Just think how much you would like to be hit in the face by a fast-moving fifty pound fish. Boaters on the Mississippi River have had jaws broken and faces ripped up. In some places, people have taken to wearing helmets at all times.
These fish like deep and cold waters, and from their point of view, the Great Lakes would be an ideal habitat. From ours, it would be an environmental disaster. But they will be here soon, if we don’t take decisive action, right away.
You are hearing a lot about Asian carp now, not because they’ve just been discovered, but in part thanks to partisan politics. Last week, Gov. Granholm and Lt. Gov. Cherry sent an open letter to Attorney General Mike Cox, urging him to “pursue every legal tool available” to stop the carp from invading Lake Michigan.
They don’t really think Cox is a carp sympathizer, but Cherry is running for governor next year, and Cox is a likely opponent.
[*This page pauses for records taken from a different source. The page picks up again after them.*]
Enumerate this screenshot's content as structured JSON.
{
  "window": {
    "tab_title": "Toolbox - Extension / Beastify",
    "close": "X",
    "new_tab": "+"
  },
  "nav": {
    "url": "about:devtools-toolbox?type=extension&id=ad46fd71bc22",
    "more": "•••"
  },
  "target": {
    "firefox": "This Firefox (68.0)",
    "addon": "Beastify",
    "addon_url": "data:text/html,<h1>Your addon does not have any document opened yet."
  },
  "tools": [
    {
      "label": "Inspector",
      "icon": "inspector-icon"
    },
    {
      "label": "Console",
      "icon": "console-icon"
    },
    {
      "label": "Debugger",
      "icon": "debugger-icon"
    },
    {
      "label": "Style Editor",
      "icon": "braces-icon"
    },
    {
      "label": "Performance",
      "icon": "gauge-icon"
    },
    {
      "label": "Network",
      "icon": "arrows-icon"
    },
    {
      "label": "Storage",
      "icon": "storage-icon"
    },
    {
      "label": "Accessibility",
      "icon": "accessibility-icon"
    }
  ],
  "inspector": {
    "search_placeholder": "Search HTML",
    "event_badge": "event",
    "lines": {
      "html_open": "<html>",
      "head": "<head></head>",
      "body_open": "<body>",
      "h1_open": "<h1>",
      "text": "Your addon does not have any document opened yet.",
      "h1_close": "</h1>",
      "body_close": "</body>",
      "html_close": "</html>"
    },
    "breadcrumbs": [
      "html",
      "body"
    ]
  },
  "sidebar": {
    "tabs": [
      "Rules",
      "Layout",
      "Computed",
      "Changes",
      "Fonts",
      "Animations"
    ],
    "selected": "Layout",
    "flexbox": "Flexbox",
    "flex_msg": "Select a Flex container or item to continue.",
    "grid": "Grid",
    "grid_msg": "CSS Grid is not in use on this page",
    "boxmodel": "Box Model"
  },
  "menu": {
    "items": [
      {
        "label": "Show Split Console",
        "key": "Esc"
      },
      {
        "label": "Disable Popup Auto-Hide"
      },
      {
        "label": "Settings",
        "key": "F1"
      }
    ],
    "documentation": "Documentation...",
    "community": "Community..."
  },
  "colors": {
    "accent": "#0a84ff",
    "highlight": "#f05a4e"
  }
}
This came after the Army Corps of Engineers revealed last month that Asian carp DNA had been found within eight miles of Lake Michigan. The fish are in the Mississippi and have been working their way north, but were supposed to be stopped by an electric barrier on the Chicago Sanitary and Ship Canal.
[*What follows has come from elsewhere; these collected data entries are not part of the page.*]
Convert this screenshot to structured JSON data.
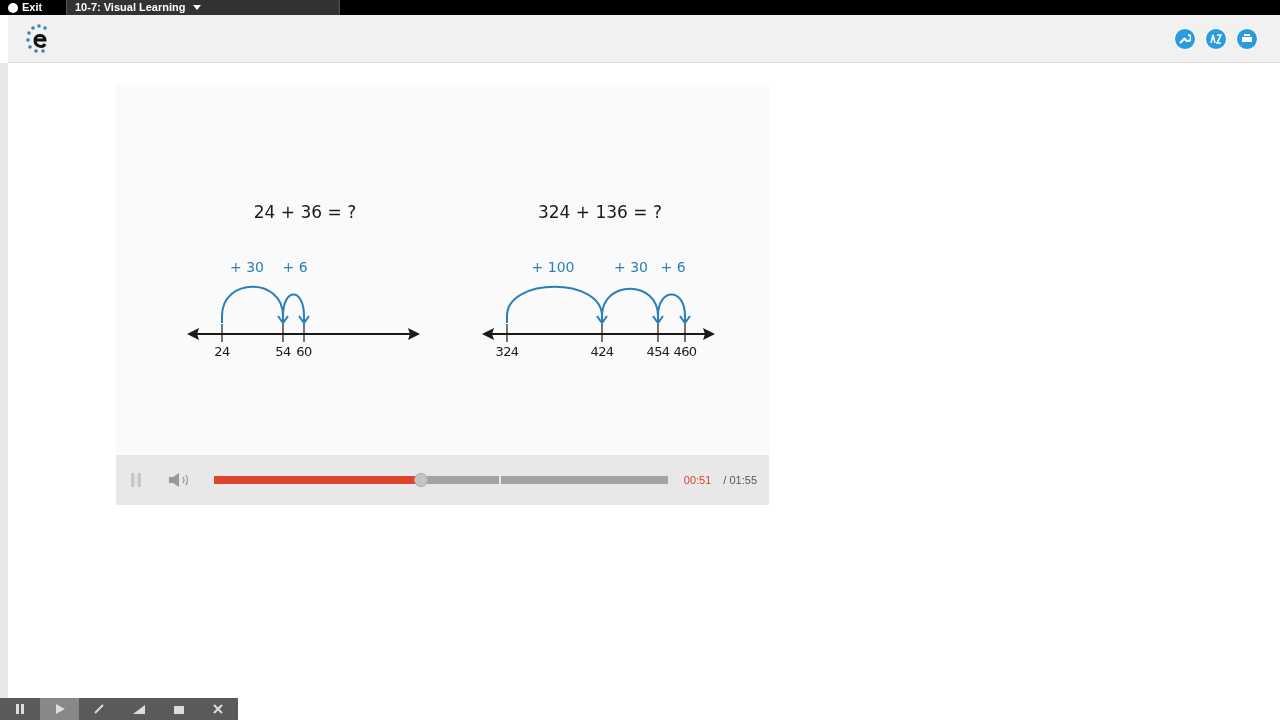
{
  "top_bar": {
    "exit_label": "Exit",
    "lesson_title": "10-7: Visual Learning"
  },
  "problems": [
    {
      "equation": "24 + 36 = ?",
      "jumps": [
        "+ 30",
        "+ 6"
      ],
      "ticks": [
        "24",
        "54",
        "60"
      ]
    },
    {
      "equation": "324 + 136 = ?",
      "jumps": [
        "+ 100",
        "+ 30",
        "+ 6"
      ],
      "ticks": [
        "324",
        "424",
        "454",
        "460"
      ]
    }
  ],
  "player": {
    "playing": true,
    "level": 0.457,
    "elapsed": "00:51",
    "duration": "/ 01:55"
  },
  "annotation_toolbar": {
    "tools": [
      {
        "kind": "pause",
        "selected": false
      },
      {
        "kind": "pointer",
        "selected": true
      },
      {
        "kind": "pen",
        "selected": false
      },
      {
        "kind": "highlighter",
        "selected": false
      },
      {
        "kind": "eraser",
        "selected": false
      },
      {
        "kind": "close",
        "selected": false
      }
    ]
  }
}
But evidently, some shock-resistant carp seem to have gotten through. Actually, experts have been predicting this might happen for many years, but nobody wanted to think about it. Most of the invasive species ruining the Great Lakes have come over in the ballast water of ocean-going freighters. But the carp came from the south.
Many years ago, an Arkansas fish farmer decided to import and raise them. Then there was flooding, and the carp got into the Mississippi, and have been working their way north ever since.
According to the Milwaukee Journal-Sentinel, there now appears to be nothing between the “ecosystem-ravaging fish” and the Great Lakes “other than the gates of two busy navigation locks.”
Attorney General Cox had no intention of losing the initiative on the carp issue, and his office intends to file suit in federal court to try and close those locks, saying, “Asian carp must be stopped now.”
Well, let’s hope we still can. It would have been easier to stop them years ago. But biologists who raised the issue were ignored. What we need is not partisan posturing but for all our leaders to come together and form a non-political task force to stop the carp, and then also tackle other invasive species.